Let me start by saying that I'm a beginner programmer that knows very basic C The exact code I'm working on doesn't matter here its just that I've run into a very odd problem (I'm messing around with ASCII graphics)
I want to differentiate between two 'O' characters. I could just use different characters but I want it to look good. I tried using Unicode to differentiate them (since Latin O and Greek Omicron look the same) but it won't work if I send it to someone else (since my output is on command prompt) edit: won't work if I send it to someone since command prompt must be manually configured to allow unicode characters (atleast to my understanding)

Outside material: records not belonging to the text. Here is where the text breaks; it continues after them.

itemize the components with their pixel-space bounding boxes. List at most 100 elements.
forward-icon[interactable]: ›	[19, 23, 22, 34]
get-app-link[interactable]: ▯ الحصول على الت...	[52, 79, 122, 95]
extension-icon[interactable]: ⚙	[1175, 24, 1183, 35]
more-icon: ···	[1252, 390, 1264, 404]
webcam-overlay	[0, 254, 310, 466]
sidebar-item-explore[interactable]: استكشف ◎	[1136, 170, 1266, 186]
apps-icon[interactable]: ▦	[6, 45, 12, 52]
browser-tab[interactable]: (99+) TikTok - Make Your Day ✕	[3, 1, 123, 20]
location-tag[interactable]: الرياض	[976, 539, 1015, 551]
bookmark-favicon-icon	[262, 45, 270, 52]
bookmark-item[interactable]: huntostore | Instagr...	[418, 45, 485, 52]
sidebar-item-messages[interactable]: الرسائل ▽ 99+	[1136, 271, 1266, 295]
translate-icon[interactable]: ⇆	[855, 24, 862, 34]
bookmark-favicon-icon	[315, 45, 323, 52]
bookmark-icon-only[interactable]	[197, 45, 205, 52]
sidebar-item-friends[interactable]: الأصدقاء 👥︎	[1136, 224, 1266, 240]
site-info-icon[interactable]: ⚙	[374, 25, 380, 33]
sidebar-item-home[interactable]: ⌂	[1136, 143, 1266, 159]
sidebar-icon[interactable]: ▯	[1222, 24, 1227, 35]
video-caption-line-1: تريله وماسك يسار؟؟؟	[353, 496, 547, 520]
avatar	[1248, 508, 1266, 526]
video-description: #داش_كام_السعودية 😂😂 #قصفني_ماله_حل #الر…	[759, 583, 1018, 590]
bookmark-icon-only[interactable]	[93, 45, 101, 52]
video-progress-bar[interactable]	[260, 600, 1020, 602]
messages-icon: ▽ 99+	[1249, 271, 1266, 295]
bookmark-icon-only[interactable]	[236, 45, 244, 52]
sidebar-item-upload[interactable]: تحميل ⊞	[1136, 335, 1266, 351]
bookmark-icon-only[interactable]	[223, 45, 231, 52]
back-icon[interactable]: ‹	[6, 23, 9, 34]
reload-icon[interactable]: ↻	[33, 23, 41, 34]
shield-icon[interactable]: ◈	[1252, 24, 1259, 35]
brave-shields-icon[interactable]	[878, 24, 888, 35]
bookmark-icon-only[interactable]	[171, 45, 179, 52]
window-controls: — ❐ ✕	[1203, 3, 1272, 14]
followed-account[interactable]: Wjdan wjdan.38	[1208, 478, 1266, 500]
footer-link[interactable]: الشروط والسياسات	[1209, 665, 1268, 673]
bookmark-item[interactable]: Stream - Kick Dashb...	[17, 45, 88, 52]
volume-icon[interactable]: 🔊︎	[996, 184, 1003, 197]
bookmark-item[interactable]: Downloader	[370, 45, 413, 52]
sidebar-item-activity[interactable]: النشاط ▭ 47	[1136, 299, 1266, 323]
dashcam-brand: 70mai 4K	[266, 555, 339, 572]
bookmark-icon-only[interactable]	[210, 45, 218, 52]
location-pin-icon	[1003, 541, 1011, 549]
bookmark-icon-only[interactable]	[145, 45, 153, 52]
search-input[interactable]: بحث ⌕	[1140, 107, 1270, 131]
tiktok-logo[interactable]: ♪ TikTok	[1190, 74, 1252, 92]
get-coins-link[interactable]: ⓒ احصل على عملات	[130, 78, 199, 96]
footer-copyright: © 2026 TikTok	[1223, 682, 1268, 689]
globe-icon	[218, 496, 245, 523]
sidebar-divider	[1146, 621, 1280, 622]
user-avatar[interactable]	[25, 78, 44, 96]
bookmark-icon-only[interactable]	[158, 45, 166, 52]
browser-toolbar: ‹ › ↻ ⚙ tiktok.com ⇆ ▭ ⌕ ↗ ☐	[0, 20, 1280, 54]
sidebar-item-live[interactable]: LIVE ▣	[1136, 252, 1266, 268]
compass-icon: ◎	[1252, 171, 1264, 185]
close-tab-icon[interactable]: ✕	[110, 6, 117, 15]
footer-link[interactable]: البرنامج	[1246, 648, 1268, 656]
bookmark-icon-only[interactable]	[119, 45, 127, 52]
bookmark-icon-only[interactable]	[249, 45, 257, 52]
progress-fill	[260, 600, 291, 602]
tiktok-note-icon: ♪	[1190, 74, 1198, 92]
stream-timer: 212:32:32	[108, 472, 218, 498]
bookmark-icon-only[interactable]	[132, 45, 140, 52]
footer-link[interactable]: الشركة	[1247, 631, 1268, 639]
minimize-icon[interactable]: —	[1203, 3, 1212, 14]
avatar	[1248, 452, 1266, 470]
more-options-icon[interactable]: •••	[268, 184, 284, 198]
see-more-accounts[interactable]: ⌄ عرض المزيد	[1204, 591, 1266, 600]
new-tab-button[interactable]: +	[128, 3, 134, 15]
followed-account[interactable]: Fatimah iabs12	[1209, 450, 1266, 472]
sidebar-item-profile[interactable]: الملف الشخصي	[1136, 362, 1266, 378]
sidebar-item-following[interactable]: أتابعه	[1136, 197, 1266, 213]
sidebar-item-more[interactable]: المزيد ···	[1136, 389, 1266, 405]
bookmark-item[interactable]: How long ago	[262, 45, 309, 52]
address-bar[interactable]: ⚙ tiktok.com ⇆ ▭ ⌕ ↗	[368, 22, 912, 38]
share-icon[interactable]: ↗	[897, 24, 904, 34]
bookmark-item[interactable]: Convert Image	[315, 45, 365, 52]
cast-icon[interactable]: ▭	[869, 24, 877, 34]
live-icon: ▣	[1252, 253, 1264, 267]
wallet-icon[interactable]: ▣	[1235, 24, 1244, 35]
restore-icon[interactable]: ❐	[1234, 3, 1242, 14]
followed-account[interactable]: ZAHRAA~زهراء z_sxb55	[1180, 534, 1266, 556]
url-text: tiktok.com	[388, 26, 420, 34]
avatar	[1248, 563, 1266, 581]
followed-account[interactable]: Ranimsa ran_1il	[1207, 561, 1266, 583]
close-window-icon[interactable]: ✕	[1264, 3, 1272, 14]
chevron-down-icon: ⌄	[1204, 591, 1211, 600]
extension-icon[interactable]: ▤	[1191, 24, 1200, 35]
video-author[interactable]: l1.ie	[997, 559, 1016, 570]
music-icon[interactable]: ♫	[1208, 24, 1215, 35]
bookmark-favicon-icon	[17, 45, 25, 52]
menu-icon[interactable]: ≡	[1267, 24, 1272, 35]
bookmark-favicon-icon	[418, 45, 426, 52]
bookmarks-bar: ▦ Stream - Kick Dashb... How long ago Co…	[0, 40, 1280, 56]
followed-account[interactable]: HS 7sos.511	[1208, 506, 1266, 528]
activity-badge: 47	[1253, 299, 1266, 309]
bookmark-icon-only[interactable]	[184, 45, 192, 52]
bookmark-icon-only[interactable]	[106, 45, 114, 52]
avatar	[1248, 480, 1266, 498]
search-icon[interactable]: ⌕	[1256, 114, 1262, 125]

I don't know if using structures would work and I want to write this in C and not any other OOP language like python (because I'm practicing C)
So is there any logic I could use to do this?
EDIT: I want to apply different behaviours to both O and there will be multiple O of each type on screen (ik this is what objects do but pls help me with a logic for C)
EDIT 2: Apparently my question is very vague so I'll elaborate
I'm having a 2d array that I'm using as a game screen I want O to come in from each side (top bottom right left), scroll across the screen and exit from the other side
I already came up with the logic to make it work for a single side but the problem comes in when I want to make it work for all sides
My current logic can't differentiate between an O that has to go left and and O that has to go down
Hence why I want to different between two instances of O
(I haven't posted my code since I just need the logic and want to solve the actual code by myself and also it's probably very inefficient or convuluted etc)
tldr: I want to differentiate between "O" and "O"
My current logic can't differentiate between an O that has to go left and and O that has to go down
Your problem is that you don't differentiate internal representation and external presentation.
You have two distinct objects that move across the screen. They both look like an O character. This doesn't mean your program should store them both as 'O'
, some variation of 'O'
such as the omicron character. The program can store e.g. numbers 1 and 2, or any two different objects that are convenient to work with, and display an O in place of either.